Par Service communication
Publié le 17 mars 2026 à 10:58 Imprimer
Le regard qui ne dort jamais
Au sein de la Zone de Police Boraine, la protection des 105 000 habitants repose sur un équilibre millimétré entre la présence policière et les caméras urbaines.
En ce début d'année 2026, notre réseau de caméras, baptisé « Lynx », célèbre ses 25 ans.
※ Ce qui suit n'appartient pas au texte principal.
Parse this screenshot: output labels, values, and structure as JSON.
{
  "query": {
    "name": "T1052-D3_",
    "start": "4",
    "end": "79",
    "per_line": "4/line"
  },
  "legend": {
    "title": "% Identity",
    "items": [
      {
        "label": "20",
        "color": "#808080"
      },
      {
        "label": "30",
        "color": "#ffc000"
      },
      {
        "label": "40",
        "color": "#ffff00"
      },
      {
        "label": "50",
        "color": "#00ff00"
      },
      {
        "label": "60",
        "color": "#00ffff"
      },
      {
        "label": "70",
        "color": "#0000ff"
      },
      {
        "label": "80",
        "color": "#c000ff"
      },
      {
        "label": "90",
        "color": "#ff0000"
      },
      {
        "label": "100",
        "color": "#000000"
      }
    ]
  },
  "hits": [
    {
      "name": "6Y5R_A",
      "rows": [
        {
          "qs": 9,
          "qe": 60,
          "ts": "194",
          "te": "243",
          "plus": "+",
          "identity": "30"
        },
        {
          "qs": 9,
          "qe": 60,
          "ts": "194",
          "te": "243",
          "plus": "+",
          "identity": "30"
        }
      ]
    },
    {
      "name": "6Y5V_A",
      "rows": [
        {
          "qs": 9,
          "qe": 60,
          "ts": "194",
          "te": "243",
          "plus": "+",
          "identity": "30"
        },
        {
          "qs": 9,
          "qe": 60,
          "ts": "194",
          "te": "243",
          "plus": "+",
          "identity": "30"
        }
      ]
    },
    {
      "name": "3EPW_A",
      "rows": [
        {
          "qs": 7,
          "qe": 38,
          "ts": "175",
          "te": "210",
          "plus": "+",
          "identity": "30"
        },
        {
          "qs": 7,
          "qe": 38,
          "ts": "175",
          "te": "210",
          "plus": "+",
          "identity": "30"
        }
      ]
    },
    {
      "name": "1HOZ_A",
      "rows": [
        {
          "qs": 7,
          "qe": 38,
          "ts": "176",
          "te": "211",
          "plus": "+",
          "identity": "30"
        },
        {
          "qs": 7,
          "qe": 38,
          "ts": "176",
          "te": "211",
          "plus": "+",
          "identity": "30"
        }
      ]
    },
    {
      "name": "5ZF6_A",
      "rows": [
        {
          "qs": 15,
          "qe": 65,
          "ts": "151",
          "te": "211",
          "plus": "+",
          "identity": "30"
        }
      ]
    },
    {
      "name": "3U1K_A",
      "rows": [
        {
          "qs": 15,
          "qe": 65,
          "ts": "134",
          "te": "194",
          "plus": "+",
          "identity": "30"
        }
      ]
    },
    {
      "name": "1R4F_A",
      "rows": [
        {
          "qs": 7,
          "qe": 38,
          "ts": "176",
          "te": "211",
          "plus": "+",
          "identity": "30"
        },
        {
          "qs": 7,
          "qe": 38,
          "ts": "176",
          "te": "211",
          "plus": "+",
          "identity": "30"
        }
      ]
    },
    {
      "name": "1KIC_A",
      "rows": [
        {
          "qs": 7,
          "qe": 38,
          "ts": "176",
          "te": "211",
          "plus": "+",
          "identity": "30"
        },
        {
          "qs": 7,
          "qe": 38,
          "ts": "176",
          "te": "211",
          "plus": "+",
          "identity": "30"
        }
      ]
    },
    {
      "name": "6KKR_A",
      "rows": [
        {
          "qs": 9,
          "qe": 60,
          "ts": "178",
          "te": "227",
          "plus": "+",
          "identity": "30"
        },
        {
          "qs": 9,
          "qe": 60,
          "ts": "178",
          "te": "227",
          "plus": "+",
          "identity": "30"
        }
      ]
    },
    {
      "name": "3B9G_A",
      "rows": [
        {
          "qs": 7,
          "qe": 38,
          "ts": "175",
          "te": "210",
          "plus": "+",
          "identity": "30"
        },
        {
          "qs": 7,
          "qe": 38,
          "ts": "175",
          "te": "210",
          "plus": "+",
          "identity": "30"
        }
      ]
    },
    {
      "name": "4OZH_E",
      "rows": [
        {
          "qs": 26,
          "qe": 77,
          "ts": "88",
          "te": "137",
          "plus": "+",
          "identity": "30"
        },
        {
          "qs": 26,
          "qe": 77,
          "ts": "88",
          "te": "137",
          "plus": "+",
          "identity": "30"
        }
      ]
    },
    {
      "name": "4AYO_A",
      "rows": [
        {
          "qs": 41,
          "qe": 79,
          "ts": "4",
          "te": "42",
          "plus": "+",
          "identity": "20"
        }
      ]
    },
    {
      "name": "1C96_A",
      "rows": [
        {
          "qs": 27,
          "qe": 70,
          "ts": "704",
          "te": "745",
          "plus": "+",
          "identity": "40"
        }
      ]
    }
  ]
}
Cet anniversaire n'est pas qu'une simple étape chronologique ; il marque en effet l'apogée d'un outil devenu incontournable en matière de lutte contre la délinquance urbaine.
L'héritage de l’Euro 2000 : Une naissance sous haute tension
Les débuts du réseau Lynx est indissociable d'un contexte de tensions : l'Euro 2000 de football. À l'époque, la Police Communale de Quaregnon devait relever un défi sécuritaire sans précédent pour déceler et contenir les possibles débordements de hooligans, particulièrement sur la place de Quaregnon. C'est dans ce climat d'urgence que les 3 premières caméras ont été déployées faisant de notre Zone un véritable laboratoire technologique.
Mais ce qui ne devait être qu'un dispositif temporaire s’est rapidement mué en une structure pérenne de gestion de l’espace public.
Des caméras fixes aux caméras mobiles
Le réseau fixe « Lynx » s'appuie désormais sur 44 caméras couvrant les points stratégiques de Boussu, Colfontaine, Frameries, Quaregnon et Saint-Ghislain.
La révolution opérationnelle majeure réside dans l’introduction, dès 2021, des caméras mobiles baptisées « CAMéléon », 5 dispositifs qui offrent une flexibilité totale :
• Indépendance énergétique et réseau : alimentées par batteries et connectées via le réseau GSM 4G, elles s'affranchissent de toute contrainte de câblage.
• Déploiement éclair : elles s'installent rapidement sur n'importe quel support (pylône, balcon, rambarde).
• Agilité stratégique : elles permettent des tests de mobilité (comme le sens unique de la rue Jules Cousin) ou la sécurisation de zones touchées par une criminalité itinérante soudaine.
Plus qu’une surveillance : un outil social et humain orienté données
Le réseau Lynx n'est pas un simple instrument de répression ; c'est un outil social qui s'inscrit dans la « lutte contre la délinquance urbaine ». Les statistiques de l'année 2024 démontrent l'impact concret de celui-ci :
• 137 recherches de personnes disparues (personnes désorientées ou fugues).
• 196 constats de dépôts sauvages, luttant activement contre les incivilités environnementales.
• Sécurité routière : 207 constats de conduite dangereuse et 387 avertissements de roulage, sans oublier la sécurisation systématique des abords d’écoles.
• Gestion de l’ordre public : 27 interventions sur des rassemblements gênants et l'identification d'auteurs de délits de fuite.
L’efficacité du système repose sur une symbiose homme-machine. Puisque les images transmises en direct au sein de notre dispatching permettent en temps réel d’orienter les patrouilles de terrain.
2026 : L’intelligence artificielle aux portes de la ville
L’évolution du réseau Lynx entre aujourd'hui dans une phase « historique ». En ce début d'année 2026, l’Intelligence Artificielle (I.A.) s'apprête à transformer le flux vidéo passif en un outil proactif.
L'un des sites pilote choisi pour cette transition est celui de la nouvelle caméra installée au lieu-dit des « Quatre Pavés » à Frameries. Ce test grandeur nature permettra d'automatiser la détection de comportements anormaux ou de situations à risque, libérant ainsi du temps d'analyse pour les opérateurs et augmentant drastiquement la réactivité des services de secours.
Un équilibre entre vigilance et proximité
En 25 ans, le réseau Lynx est passé d’un simple oeil électronique anti-hooligan à un système technologique complet. Car la technologie, loin de remplacer l'humain, sublime l'action policière en lui offrant encore plus de réactivité.